O quadro «mostra mais uma reprodução desse processo de extermínio, que imagina que a eliminação traz algum tipo de ordem, o que vem há décadas produzindo tragédias no Brasil. E a Bahia entra nessa espiral de forma consistente nos últimos anos, apesar de ser governada por partidos progressistas, o que mostra como propostas civilizatórias de segurança pública também não fazem parte da discussão da esquerda», acrescenta.
O investigador considera que é difícil elencar os motivos que conduziram a Bahia a este cenário, mas aponta para os conflitos internos entre pequenas facções e o aumento do tráfico de drogas decorrente de uma «profissionalização» do Primeiro Comando da Capital, a maior organização criminosa do Brasil, que, directa ou indirectamente, dita padrões a outros grupos.
«Os grupos são ligados aos territórios onde existem conflitos e a polícia não soube administrar. Isso é a única coisa que dá para afirmar: para lidar com esse crescimento e com essa transformação do crime, a polícia baiana de fato decidiu declarar guerra, mas que só tem promovido uma autodestruição, uma solução quase suicida», afirma Paes Manso. «O problema está em vários estados, só que a polícia da Bahia está agindo desproporcionalmente, de forma violenta, achando que vai resolver o problema, mas o problema só cresce», frisou.
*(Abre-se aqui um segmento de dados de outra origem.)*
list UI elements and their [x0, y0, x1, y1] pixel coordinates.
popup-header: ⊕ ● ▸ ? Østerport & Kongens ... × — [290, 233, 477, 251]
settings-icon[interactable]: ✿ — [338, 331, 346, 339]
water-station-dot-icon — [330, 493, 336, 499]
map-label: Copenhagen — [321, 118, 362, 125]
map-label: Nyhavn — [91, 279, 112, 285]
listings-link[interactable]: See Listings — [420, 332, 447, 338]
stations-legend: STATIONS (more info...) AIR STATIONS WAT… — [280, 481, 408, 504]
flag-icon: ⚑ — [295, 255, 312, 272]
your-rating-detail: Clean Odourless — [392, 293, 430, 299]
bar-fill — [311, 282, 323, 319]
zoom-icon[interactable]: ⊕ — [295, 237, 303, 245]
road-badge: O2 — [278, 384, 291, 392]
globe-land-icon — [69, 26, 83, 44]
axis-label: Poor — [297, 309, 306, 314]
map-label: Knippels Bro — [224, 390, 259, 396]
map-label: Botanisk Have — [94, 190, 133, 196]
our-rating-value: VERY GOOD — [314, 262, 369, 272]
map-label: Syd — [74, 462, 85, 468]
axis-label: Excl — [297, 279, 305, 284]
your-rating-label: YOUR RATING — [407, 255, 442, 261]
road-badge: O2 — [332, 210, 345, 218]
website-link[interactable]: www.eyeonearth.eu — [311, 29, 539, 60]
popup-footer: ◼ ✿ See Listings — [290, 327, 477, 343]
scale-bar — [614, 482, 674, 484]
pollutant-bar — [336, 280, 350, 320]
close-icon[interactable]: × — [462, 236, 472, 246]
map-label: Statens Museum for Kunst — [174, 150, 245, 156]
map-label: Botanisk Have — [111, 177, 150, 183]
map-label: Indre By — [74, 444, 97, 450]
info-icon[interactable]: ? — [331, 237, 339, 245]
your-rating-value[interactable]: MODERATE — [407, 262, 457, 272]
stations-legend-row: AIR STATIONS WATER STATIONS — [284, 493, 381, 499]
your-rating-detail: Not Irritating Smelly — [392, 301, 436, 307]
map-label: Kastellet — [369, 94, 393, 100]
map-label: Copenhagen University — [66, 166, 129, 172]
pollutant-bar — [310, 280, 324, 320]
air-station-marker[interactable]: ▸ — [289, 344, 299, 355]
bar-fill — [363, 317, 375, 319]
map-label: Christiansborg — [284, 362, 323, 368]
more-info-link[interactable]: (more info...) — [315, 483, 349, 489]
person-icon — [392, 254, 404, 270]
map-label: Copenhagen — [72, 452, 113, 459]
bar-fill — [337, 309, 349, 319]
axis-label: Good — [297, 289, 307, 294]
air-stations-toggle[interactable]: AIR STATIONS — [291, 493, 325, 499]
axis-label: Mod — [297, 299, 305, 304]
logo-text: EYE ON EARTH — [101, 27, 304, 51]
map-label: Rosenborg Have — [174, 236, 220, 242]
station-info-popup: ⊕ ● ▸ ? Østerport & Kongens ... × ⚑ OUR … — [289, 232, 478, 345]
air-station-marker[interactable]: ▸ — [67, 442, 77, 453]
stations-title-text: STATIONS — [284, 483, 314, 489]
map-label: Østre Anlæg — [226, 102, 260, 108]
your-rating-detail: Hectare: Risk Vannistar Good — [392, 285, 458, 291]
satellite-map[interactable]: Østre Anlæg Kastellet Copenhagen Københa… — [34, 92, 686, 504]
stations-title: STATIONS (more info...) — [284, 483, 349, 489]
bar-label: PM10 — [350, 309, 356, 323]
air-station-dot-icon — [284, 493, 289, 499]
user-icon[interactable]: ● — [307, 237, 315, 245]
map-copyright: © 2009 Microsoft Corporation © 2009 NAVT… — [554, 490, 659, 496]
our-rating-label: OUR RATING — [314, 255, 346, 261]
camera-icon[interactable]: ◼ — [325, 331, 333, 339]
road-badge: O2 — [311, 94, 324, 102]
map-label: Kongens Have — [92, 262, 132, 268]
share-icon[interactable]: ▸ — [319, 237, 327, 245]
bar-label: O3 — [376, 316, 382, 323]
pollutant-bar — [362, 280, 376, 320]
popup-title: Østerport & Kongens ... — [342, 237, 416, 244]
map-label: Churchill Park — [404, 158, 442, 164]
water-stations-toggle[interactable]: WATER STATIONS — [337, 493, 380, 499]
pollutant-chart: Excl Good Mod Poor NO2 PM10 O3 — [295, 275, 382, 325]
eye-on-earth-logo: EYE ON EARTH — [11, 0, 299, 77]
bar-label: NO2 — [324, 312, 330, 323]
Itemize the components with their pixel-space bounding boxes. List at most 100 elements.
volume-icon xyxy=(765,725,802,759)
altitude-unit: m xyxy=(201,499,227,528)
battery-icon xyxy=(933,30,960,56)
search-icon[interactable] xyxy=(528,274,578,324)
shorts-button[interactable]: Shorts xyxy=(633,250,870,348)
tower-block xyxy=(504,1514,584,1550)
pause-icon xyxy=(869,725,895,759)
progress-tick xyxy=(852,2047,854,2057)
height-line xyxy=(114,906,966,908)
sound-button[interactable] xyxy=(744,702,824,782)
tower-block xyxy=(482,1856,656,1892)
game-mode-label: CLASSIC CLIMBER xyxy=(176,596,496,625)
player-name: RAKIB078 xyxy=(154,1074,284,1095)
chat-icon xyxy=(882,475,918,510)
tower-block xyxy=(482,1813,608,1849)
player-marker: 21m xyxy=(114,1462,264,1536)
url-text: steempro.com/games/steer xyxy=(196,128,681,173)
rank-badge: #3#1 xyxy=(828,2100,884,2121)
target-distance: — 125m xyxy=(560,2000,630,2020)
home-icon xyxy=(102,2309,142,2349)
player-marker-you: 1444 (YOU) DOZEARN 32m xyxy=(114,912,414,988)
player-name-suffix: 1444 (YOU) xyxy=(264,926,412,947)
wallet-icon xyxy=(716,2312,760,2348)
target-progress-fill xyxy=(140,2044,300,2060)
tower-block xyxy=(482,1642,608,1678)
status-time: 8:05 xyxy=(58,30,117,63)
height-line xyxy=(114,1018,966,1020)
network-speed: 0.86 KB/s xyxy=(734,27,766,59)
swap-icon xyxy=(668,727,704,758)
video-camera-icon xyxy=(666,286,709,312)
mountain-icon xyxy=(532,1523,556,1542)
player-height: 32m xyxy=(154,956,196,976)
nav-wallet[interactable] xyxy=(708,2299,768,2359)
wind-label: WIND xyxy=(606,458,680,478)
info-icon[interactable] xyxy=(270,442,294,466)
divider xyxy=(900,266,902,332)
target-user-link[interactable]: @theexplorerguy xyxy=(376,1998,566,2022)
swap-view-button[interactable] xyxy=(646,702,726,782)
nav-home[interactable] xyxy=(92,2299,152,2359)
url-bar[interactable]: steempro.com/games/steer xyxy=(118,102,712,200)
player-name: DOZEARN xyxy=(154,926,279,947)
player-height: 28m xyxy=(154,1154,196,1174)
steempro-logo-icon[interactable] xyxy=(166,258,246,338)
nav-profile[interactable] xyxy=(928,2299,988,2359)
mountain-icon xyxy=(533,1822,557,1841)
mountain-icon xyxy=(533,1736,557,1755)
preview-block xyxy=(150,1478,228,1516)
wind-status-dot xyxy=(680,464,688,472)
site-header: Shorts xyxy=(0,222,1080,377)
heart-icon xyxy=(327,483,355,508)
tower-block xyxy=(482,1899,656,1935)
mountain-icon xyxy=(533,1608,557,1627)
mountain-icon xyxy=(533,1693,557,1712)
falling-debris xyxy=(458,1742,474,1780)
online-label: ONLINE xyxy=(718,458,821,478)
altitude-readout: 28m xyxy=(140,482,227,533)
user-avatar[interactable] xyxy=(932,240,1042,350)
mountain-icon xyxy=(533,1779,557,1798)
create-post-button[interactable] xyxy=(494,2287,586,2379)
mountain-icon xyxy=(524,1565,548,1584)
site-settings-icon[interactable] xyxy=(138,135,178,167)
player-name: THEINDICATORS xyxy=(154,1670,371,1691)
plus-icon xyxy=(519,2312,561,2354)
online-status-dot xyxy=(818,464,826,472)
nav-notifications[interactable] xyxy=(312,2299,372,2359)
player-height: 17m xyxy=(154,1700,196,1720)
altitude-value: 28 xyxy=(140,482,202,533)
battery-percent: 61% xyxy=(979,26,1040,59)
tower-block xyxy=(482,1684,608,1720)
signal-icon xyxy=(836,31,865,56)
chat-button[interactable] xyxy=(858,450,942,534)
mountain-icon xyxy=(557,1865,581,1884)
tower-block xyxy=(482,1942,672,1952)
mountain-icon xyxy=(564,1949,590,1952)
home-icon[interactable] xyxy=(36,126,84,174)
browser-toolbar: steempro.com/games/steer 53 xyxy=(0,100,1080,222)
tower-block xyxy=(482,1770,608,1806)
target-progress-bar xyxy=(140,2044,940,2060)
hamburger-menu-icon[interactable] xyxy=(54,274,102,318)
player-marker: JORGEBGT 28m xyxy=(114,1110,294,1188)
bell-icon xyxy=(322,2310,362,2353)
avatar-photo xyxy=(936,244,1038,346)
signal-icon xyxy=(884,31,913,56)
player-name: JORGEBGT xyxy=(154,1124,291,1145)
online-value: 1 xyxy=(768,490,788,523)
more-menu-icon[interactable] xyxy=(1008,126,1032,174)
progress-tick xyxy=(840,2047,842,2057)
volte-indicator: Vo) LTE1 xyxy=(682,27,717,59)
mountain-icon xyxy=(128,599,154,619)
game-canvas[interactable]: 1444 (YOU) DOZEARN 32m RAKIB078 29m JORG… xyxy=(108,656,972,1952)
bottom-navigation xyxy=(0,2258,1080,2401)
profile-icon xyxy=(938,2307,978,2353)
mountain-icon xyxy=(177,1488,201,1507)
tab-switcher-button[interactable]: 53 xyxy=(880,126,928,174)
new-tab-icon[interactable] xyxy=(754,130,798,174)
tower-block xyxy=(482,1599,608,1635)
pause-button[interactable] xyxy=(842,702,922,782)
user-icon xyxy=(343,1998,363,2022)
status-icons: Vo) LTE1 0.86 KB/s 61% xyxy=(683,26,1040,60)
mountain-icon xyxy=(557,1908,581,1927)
Neste cenário, vem à tona a existência de um padrão racista estrutural na Polícia, cuja acção letal acomete maioritariamente a população negra. Em Salvador, capital da Bahia, de 299 mortos, apenas um não era negro. Em todo o estado, uma pessoa negra é morta pela polícia a cada 24 horas.
No relatório, a Rede conclui que a «ação policial é a face mais visível e palpável do racismo». «Esses policiais saem às ruas instruídos a buscar elementos suspeitos, focalizando bairros negros e jovens negros, em geral com o álibi de apreender drogas. São nessas operações que ocorrem a maioria das mortes provocadas por essas corporações», destaca o texto.
Rio de Janeiro
Em números absolutos, a polícia fluminense foi a que mais matou gente entre os sete estados (1214) seguidos pela Rede, ainda que fique atrás dos estados do Nordeste em relação à proporção de brasileiros negros mortos. Mesmo assim, a Polícia do Rio de Janeiro mata uma pessoa negra a cada nove horas.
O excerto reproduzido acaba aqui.